Berdymukhamedov himself has exhibited similar eccentricities to those favored by his predecessor. In a highly publicized move in July, the former health minister — a dentist by training — opened a new state-of-the-art hospital in Ashgabat’s poshest district. It was only fitting, then, that he should conduct the first operation, promptly removing a cancerous tumor from behind a patient’s ear.
“He’s making this … image that says I’m superfit, I can do anything,” the diplomat said.
Both Ashgabat and Turkmenbashi, a Caspian port city named after the former dictator, boast one bookshop apiece. They are government-owned and carry few books aside from the Ruhnama, a sort of Turkmen moral bible penned by Turkmenbashi, cookbooks written by the new president, and posters and calendars featuring their images.
Criticism of the leadership — former or current — remains a great taboo.
“No one speaks out against the president, ” said one man in the city of Mary, in central Turkmenistan. “Right away, you're arrested and jailed and considered an enemy of the people for life. They go after your family, your friends.”

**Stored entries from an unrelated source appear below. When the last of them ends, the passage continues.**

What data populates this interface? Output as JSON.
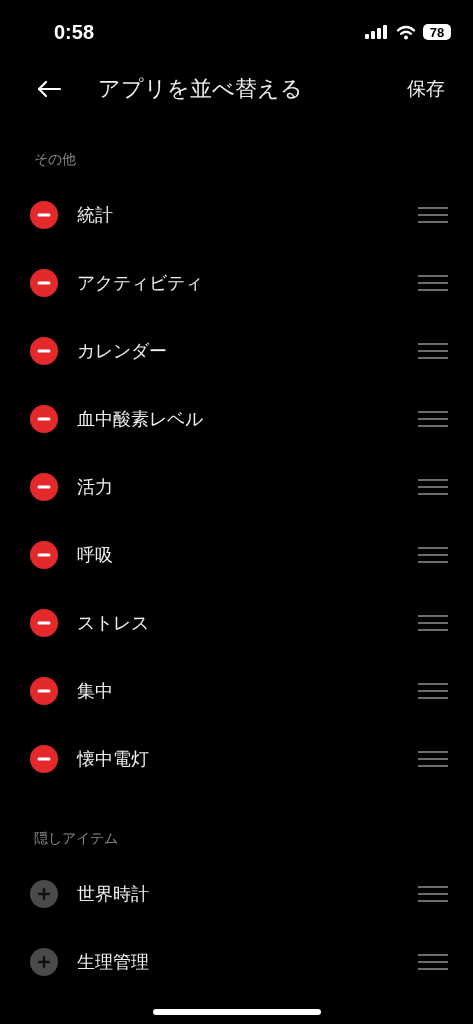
{
  "status_bar": {
    "time": "0:58",
    "battery": "78"
  },
  "header": {
    "title": "アプリを並べ替える",
    "save": "保存"
  },
  "sections": [
    {
      "title": "その他",
      "items": [
        {
          "label": "統計",
          "kind": "remove"
        },
        {
          "label": "アクティビティ",
          "kind": "remove"
        },
        {
          "label": "カレンダー",
          "kind": "remove"
        },
        {
          "label": "血中酸素レベル",
          "kind": "remove"
        },
        {
          "label": "活力",
          "kind": "remove"
        },
        {
          "label": "呼吸",
          "kind": "remove"
        },
        {
          "label": "ストレス",
          "kind": "remove"
        },
        {
          "label": "集中",
          "kind": "remove"
        },
        {
          "label": "懐中電灯",
          "kind": "remove"
        }
      ]
    },
    {
      "title": "隠しアイテム",
      "items": [
        {
          "label": "世界時計",
          "kind": "add"
        },
        {
          "label": "生理管理",
          "kind": "add"
        }
      ]
    }
  ]
}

Turkmen are loath, upon first meeting, to even criticize some of the leadership’s more bizarre moves. Smoking cigarettes outside has been banned since 2000 — rumor has it that Turkmenbashi ordered the move after he himself quit smoking, and diplomats in the capital say they are told to refrain from smoking before meeting the current president, who cannot stand the smell.
Turkmen take it, however, with ease. “I agree with it,” said one man in Ashgabat. “Now, if they had banned ice cream I would have been upset.”